I have lately found myself immersed in books, both in the form of study as well as in the form of enjoyment. At this point, I consider the two types mutually exclusive. Nothing I read for study these days is, shall we say, likable. Informative, sure, but still dreadful. Two books are at the forefront of my current reading list, and both have been cause for different rants. Today being Monday, I think a rant is in order.

  • I’m reading a book for school that is written by a “professional.” This professional is a specialist in a field, and not a writer. I have to come to notice that there is a clear difference between the two. The author is clearly knowledgeable, but her writing style is atrocious. Her book is quite readable, though it actually feels conversational. While this may seem to be a nice touch, it lends itself to being far too wordy, not to mention chatty.

    Plus, and I wish I was joking here, she includes “illustrations” throughout the text. Only instead of using actual drawings, little Microsoft PowerPoint stick figures are used. They strike various poses, replete with question marks above their heads for “surprising” information. It’s all I can do to not gag.

  • Thanks to a referral from my friend Dave (note: he mentioned this quite a while ago; my to-read list just happens to be about 20 miles long), I am currently immersed in Jasper Fforde’s The Eyre Affair. This book is captivating, and I’m thoroughly enjoying it. What I’m not enjoying, however, is the previous owner’s use of the book. As I do with many books, I bought this one at the used book store. Sometimes it’s fun to find used books with notes in them. I like to see what gets underlined, as that’s what’s generally found intriguing at the time, and I especially love little notes about ideas or thoughts from a reader. It makes a read very interesting, and I myself have been known to do such things on occasion.

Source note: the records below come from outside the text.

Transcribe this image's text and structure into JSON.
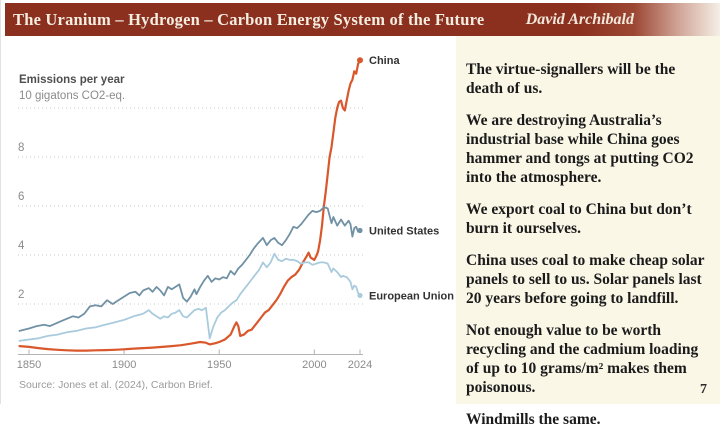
{
  "header": {
    "title": "The Uranium – Hydrogen – Carbon Energy System of the Future",
    "author": "David Archibald",
    "bg_color": "#8b2f1f"
  },
  "slide": {
    "page_number": "7",
    "panel_bg": "#faf7e7"
  },
  "panel": {
    "paragraphs": [
      "The virtue-signallers will be the death of us.",
      "We are destroying Australia’s industrial base while China goes hammer and tongs at putting CO2 into the atmosphere.",
      "We export coal to China but don’t burn it ourselves.",
      "China uses coal to make cheap solar panels to sell to us. Solar panels last 20 years before going to landfill.",
      "Not enough value to be worth recycling and the cadmium loading of up to 10 grams/m² makes them poisonous.",
      "Windmills the same."
    ]
  },
  "chart_data": {
    "type": "line",
    "title": "Emissions per year",
    "unit_label": "10 gigatons CO2-eq.",
    "source": "Source: Jones et al. (2024), Carbon Brief.",
    "x_ticks": [
      1850,
      1900,
      1950,
      2000,
      2024
    ],
    "y_ticks": [
      2,
      4,
      6,
      8,
      10
    ],
    "xlim": [
      1845,
      2024
    ],
    "ylim": [
      0,
      12
    ],
    "grid": "dotted-horizontal",
    "legend_position": "end-of-line-labels",
    "grid_color": "#c9c9c9",
    "axis_color": "#b3b3b3",
    "series": [
      {
        "name": "China",
        "color": "#d9572b",
        "points": [
          [
            1845,
            0.28
          ],
          [
            1850,
            0.25
          ],
          [
            1855,
            0.2
          ],
          [
            1860,
            0.16
          ],
          [
            1865,
            0.13
          ],
          [
            1870,
            0.11
          ],
          [
            1875,
            0.1
          ],
          [
            1880,
            0.1
          ],
          [
            1885,
            0.11
          ],
          [
            1890,
            0.12
          ],
          [
            1895,
            0.13
          ],
          [
            1900,
            0.15
          ],
          [
            1905,
            0.18
          ],
          [
            1910,
            0.2
          ],
          [
            1915,
            0.22
          ],
          [
            1920,
            0.25
          ],
          [
            1925,
            0.28
          ],
          [
            1930,
            0.32
          ],
          [
            1935,
            0.38
          ],
          [
            1940,
            0.45
          ],
          [
            1943,
            0.42
          ],
          [
            1945,
            0.35
          ],
          [
            1948,
            0.4
          ],
          [
            1950,
            0.45
          ],
          [
            1953,
            0.55
          ],
          [
            1956,
            0.75
          ],
          [
            1958,
            1.1
          ],
          [
            1959,
            1.25
          ],
          [
            1960,
            1.1
          ],
          [
            1961,
            0.7
          ],
          [
            1963,
            0.75
          ],
          [
            1965,
            0.9
          ],
          [
            1967,
            0.95
          ],
          [
            1970,
            1.25
          ],
          [
            1972,
            1.45
          ],
          [
            1974,
            1.65
          ],
          [
            1976,
            1.75
          ],
          [
            1978,
            1.95
          ],
          [
            1980,
            2.15
          ],
          [
            1982,
            2.4
          ],
          [
            1984,
            2.7
          ],
          [
            1986,
            2.95
          ],
          [
            1988,
            3.1
          ],
          [
            1990,
            3.2
          ],
          [
            1992,
            3.4
          ],
          [
            1994,
            3.7
          ],
          [
            1996,
            3.95
          ],
          [
            1997,
            4.1
          ],
          [
            1998,
            3.9
          ],
          [
            2000,
            3.8
          ],
          [
            2001,
            3.95
          ],
          [
            2002,
            4.15
          ],
          [
            2003,
            4.6
          ],
          [
            2004,
            5.2
          ],
          [
            2005,
            6.0
          ],
          [
            2006,
            6.6
          ],
          [
            2007,
            7.3
          ],
          [
            2008,
            8.0
          ],
          [
            2009,
            8.4
          ],
          [
            2010,
            9.0
          ],
          [
            2011,
            9.6
          ],
          [
            2012,
            10.0
          ],
          [
            2013,
            10.25
          ],
          [
            2014,
            10.3
          ],
          [
            2015,
            10.0
          ],
          [
            2016,
            9.9
          ],
          [
            2017,
            10.3
          ],
          [
            2018,
            10.7
          ],
          [
            2019,
            11.0
          ],
          [
            2020,
            11.15
          ],
          [
            2021,
            11.5
          ],
          [
            2022,
            11.4
          ],
          [
            2023,
            11.8
          ],
          [
            2024,
            11.95
          ]
        ]
      },
      {
        "name": "United States",
        "color": "#7191a5",
        "points": [
          [
            1845,
            0.9
          ],
          [
            1850,
            1.0
          ],
          [
            1854,
            1.1
          ],
          [
            1858,
            1.15
          ],
          [
            1861,
            1.1
          ],
          [
            1864,
            1.2
          ],
          [
            1867,
            1.3
          ],
          [
            1870,
            1.4
          ],
          [
            1873,
            1.5
          ],
          [
            1876,
            1.45
          ],
          [
            1879,
            1.6
          ],
          [
            1882,
            1.9
          ],
          [
            1885,
            1.95
          ],
          [
            1888,
            1.9
          ],
          [
            1891,
            2.15
          ],
          [
            1894,
            2.0
          ],
          [
            1897,
            2.15
          ],
          [
            1900,
            2.3
          ],
          [
            1903,
            2.45
          ],
          [
            1906,
            2.5
          ],
          [
            1908,
            2.35
          ],
          [
            1910,
            2.55
          ],
          [
            1913,
            2.65
          ],
          [
            1915,
            2.5
          ],
          [
            1917,
            2.7
          ],
          [
            1919,
            2.55
          ],
          [
            1921,
            2.35
          ],
          [
            1923,
            2.7
          ],
          [
            1925,
            2.6
          ],
          [
            1927,
            2.7
          ],
          [
            1929,
            2.8
          ],
          [
            1931,
            2.25
          ],
          [
            1933,
            2.1
          ],
          [
            1935,
            2.3
          ],
          [
            1937,
            2.6
          ],
          [
            1938,
            2.4
          ],
          [
            1940,
            2.7
          ],
          [
            1942,
            2.95
          ],
          [
            1944,
            3.15
          ],
          [
            1946,
            2.9
          ],
          [
            1948,
            3.05
          ],
          [
            1950,
            3.0
          ],
          [
            1952,
            3.1
          ],
          [
            1954,
            3.05
          ],
          [
            1956,
            3.35
          ],
          [
            1958,
            3.2
          ],
          [
            1960,
            3.45
          ],
          [
            1962,
            3.6
          ],
          [
            1964,
            3.8
          ],
          [
            1966,
            4.0
          ],
          [
            1968,
            4.25
          ],
          [
            1970,
            4.45
          ],
          [
            1973,
            4.7
          ],
          [
            1975,
            4.4
          ],
          [
            1977,
            4.6
          ],
          [
            1979,
            4.7
          ],
          [
            1981,
            4.5
          ],
          [
            1983,
            4.4
          ],
          [
            1985,
            4.6
          ],
          [
            1987,
            4.85
          ],
          [
            1989,
            5.15
          ],
          [
            1991,
            5.1
          ],
          [
            1993,
            5.25
          ],
          [
            1995,
            5.45
          ],
          [
            1997,
            5.65
          ],
          [
            1999,
            5.8
          ],
          [
            2001,
            5.75
          ],
          [
            2003,
            5.8
          ],
          [
            2005,
            5.95
          ],
          [
            2007,
            5.9
          ],
          [
            2009,
            5.3
          ],
          [
            2010,
            5.55
          ],
          [
            2012,
            5.2
          ],
          [
            2014,
            5.45
          ],
          [
            2016,
            5.2
          ],
          [
            2018,
            5.4
          ],
          [
            2019,
            5.25
          ],
          [
            2020,
            4.75
          ],
          [
            2021,
            5.1
          ],
          [
            2022,
            5.15
          ],
          [
            2023,
            4.95
          ],
          [
            2024,
            5.0
          ]
        ]
      },
      {
        "name": "European Union",
        "color": "#a9cbdd",
        "points": [
          [
            1845,
            0.5
          ],
          [
            1850,
            0.55
          ],
          [
            1855,
            0.6
          ],
          [
            1860,
            0.7
          ],
          [
            1865,
            0.75
          ],
          [
            1870,
            0.85
          ],
          [
            1875,
            0.9
          ],
          [
            1880,
            1.0
          ],
          [
            1885,
            1.05
          ],
          [
            1890,
            1.15
          ],
          [
            1895,
            1.25
          ],
          [
            1900,
            1.35
          ],
          [
            1905,
            1.5
          ],
          [
            1910,
            1.6
          ],
          [
            1913,
            1.75
          ],
          [
            1915,
            1.6
          ],
          [
            1917,
            1.5
          ],
          [
            1919,
            1.4
          ],
          [
            1921,
            1.5
          ],
          [
            1923,
            1.45
          ],
          [
            1925,
            1.6
          ],
          [
            1927,
            1.65
          ],
          [
            1929,
            1.75
          ],
          [
            1931,
            1.5
          ],
          [
            1933,
            1.45
          ],
          [
            1935,
            1.6
          ],
          [
            1937,
            1.75
          ],
          [
            1939,
            1.8
          ],
          [
            1941,
            1.75
          ],
          [
            1943,
            1.85
          ],
          [
            1945,
            0.6
          ],
          [
            1947,
            1.1
          ],
          [
            1949,
            1.45
          ],
          [
            1951,
            1.65
          ],
          [
            1953,
            1.75
          ],
          [
            1955,
            1.9
          ],
          [
            1957,
            2.05
          ],
          [
            1959,
            2.15
          ],
          [
            1961,
            2.4
          ],
          [
            1963,
            2.6
          ],
          [
            1965,
            2.8
          ],
          [
            1967,
            3.0
          ],
          [
            1969,
            3.2
          ],
          [
            1971,
            3.4
          ],
          [
            1973,
            3.7
          ],
          [
            1975,
            3.5
          ],
          [
            1977,
            3.7
          ],
          [
            1979,
            4.05
          ],
          [
            1981,
            3.8
          ],
          [
            1983,
            3.75
          ],
          [
            1985,
            3.85
          ],
          [
            1987,
            3.8
          ],
          [
            1989,
            3.8
          ],
          [
            1991,
            3.75
          ],
          [
            1993,
            3.65
          ],
          [
            1995,
            3.7
          ],
          [
            1997,
            3.7
          ],
          [
            1999,
            3.6
          ],
          [
            2001,
            3.65
          ],
          [
            2003,
            3.7
          ],
          [
            2005,
            3.7
          ],
          [
            2007,
            3.65
          ],
          [
            2009,
            3.3
          ],
          [
            2010,
            3.45
          ],
          [
            2012,
            3.3
          ],
          [
            2014,
            3.1
          ],
          [
            2015,
            3.15
          ],
          [
            2017,
            3.1
          ],
          [
            2019,
            2.9
          ],
          [
            2020,
            2.6
          ],
          [
            2021,
            2.75
          ],
          [
            2022,
            2.7
          ],
          [
            2023,
            2.45
          ],
          [
            2024,
            2.35
          ]
        ]
      }
    ]
  }
}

    However, I draw the line when someone’s only markings are critical. Whoever owned this book before I did thought himself quite the editor. Every few pages, a word is circled that is deemed to be ungrammatical or a typo. I mean, really, what’s the point? We all know what the author meant, and in the grand scheme of things, a mistyped prepositional phrase doesn’t really make all that much difference to the story. I have a mind to go and erase all the markings so that I can enjoy this great work of fiction without being shown all its mistakes. So there.